A thoughtful five years on editorial last Sunday is probably as close as the paper is going to come to admitting that this was a mistake.
Terrible miscalculations were made in the preparation for war and a catalogue of blunders made in its prosecution. As an
intervention, whether for moral or strategic goals, it failed. The consequences are grave, and not just for Iraq.
The 2003 decision to back the war of recently departed Observer editor Roger Alton is lambasted in Nick Davies' Flat Earth News. However, Davies charge which is essentially that Alton turned the Observer into a pro-war propaganda sheet, simply ignores both the way in which both its reporting and commentary gave a great deal of space was also given to anti-war analysis and arguments, with columnists including Mary Riddell and Will Hutton arguing just as stridently against the war as David Aaronovitch and Nick Cohen were arguing for it, while external critics including Terry Jones, Dilip Hiro and John Pilger also wrote scathingly about Blair and Bush for the paper. (It is interesting that Nick Cohen became the fiercest critic of left opponents of the war, many people forget that he took that position himself against the Afghanistan war, and argued against the Iraq war, before he was for it).

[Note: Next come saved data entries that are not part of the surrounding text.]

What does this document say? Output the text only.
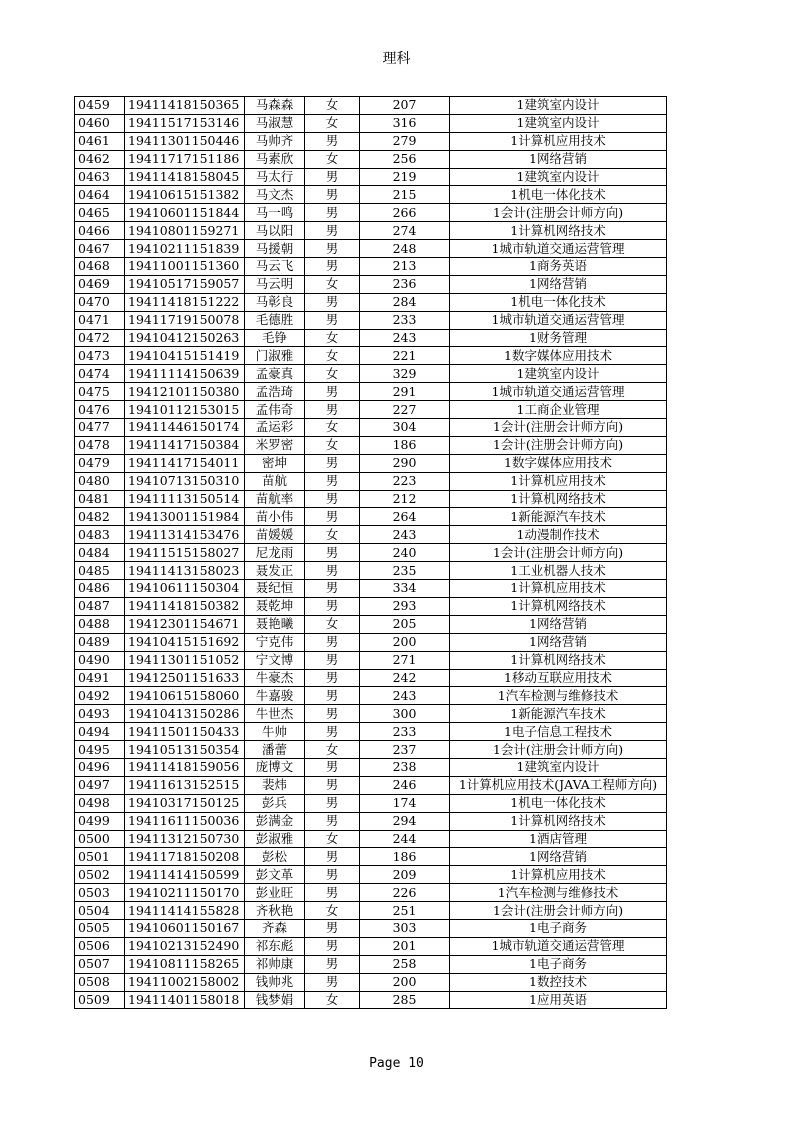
理科
0459	19411418150365	马森森	女	207	1建筑室内设计
0460	19411517153146	马淑慧	女	316	1建筑室内设计
0461	19411301150446	马帅齐	男	279	1计算机应用技术
0462	19411717151186	马素欣	女	256	1网络营销
0463	19411418158045	马太行	男	219	1建筑室内设计
0464	19410615151382	马文杰	男	215	1机电一体化技术
0465	19410601151844	马一鸣	男	266	1会计(注册会计师方向)
0466	19410801159271	马以阳	男	274	1计算机网络技术
0467	19410211151839	马援朝	男	248	1城市轨道交通运营管理
0468	19411001151360	马云飞	男	213	1商务英语
0469	19410517159057	马云明	女	236	1网络营销
0470	19411418151222	马彰良	男	284	1机电一体化技术
0471	19411719150078	毛德胜	男	233	1城市轨道交通运营管理
0472	19410412150263	毛铮	女	243	1财务管理
0473	19410415151419	门淑雅	女	221	1数字媒体应用技术
0474	19411114150639	孟豪真	女	329	1建筑室内设计
0475	19412101150380	孟浩琦	男	291	1城市轨道交通运营管理
0476	19410112153015	孟伟奇	男	227	1工商企业管理
0477	19411446150174	孟运彩	女	304	1会计(注册会计师方向)
0478	19411417150384	米罗密	女	186	1会计(注册会计师方向)
0479	19411417154011	密坤	男	290	1数字媒体应用技术
0480	19410713150310	苗航	男	223	1计算机应用技术
0481	19411113150514	苗航率	男	212	1计算机网络技术
0482	19413001151984	苗小伟	男	264	1新能源汽车技术
0483	19411314153476	苗媛媛	女	243	1动漫制作技术
0484	19411515158027	尼龙雨	男	240	1会计(注册会计师方向)
0485	19411413158023	聂发正	男	235	1工业机器人技术
0486	19410611150304	聂纪恒	男	334	1计算机应用技术
0487	19411418150382	聂乾坤	男	293	1计算机网络技术
0488	19412301154671	聂艳曦	女	205	1网络营销
0489	19410415151692	宁克伟	男	200	1网络营销
0490	19411301151052	宁文博	男	271	1计算机网络技术
0491	19412501151633	牛豪杰	男	242	1移动互联应用技术
0492	19410615158060	牛嘉骏	男	243	1汽车检测与维修技术
0493	19410413150286	牛世杰	男	300	1新能源汽车技术
0494	19411501150433	牛帅	男	233	1电子信息工程技术
0495	19410513150354	潘蕾	女	237	1会计(注册会计师方向)
0496	19411418159056	庞博文	男	238	1建筑室内设计
0497	19411613152515	裴炜	男	246	1计算机应用技术(JAVA工程师方向)
0498	19410317150125	彭兵	男	174	1机电一体化技术
0499	19411611150036	彭满金	男	294	1计算机网络技术
0500	19411312150730	彭淑雅	女	244	1酒店管理
0501	19411718150208	彭松	男	186	1网络营销
0502	19411414150599	彭文革	男	209	1计算机应用技术
0503	19410211150170	彭业旺	男	226	1汽车检测与维修技术
0504	19411414155828	齐秋艳	女	251	1会计(注册会计师方向)
0505	19410601150167	齐森	男	303	1电子商务
0506	19410213152490	祁东彪	男	201	1城市轨道交通运营管理
0507	19410811158265	祁帅康	男	258	1电子商务
0508	19411002158002	钱帅兆	男	200	1数控技术
0509	19411401158018	钱梦娟	女	285	1应用英语
Page 10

I am looking back on that now because that debate which raged inside the Observer reflected the way in which liberal-left thinking about foreign policy and intervention had shifted after 1989, largely in response to Bosnia and Rwanda.
The Observer on Sunday asked:
It is a blow to the idea of 'liberal intervention'. But does that blow have to be fatal?
For me, this is a central question. Can we learn from the mistakes of the Iraq war without forgetting the lessons of Bosnia and Rwanda?
Richard Norton-Taylor, as part of his extensive series reviewing the Iraq legacy for the Guardian, notes the retreat from intervention and asks if
Would there have been a consensus to intervene in the humanitarian disaster of Darfur, had Iraq not been invaded?
At the Fabian conference, John Kampfner accurately diagnosed liberal internationalism as at its weakest point for two decades. Andrew Grice makes a similar point in his column reviewing the Iraq inheritance this morning:
The other casualty of Iraq is the noble cause of liberal interventionism against evil regimes. Supporters expressed the hope this week that events in Iraq would not make it less likely to happen in future. I hope they are right, but fear they are wrong.
Still, a rescue, however difficult, is also necessary.
I argue in a Comment is Free commentary that a any rescue must also involved recasting liberal internationalism.
Rescuing liberal internationalism requires what Blair never offered: a much clearer analysis of where it should differ deeply from the neocon project.
This should be a central project for creating the 'after Bush' agenda we need.
Learning the lessons would create a different, humbler agenda. But if we have to accept that the neocon embrace has killed off liberal internationalism for good then it will prove impossible to replace Bush's unilateralism with the "new multilateralism" we need.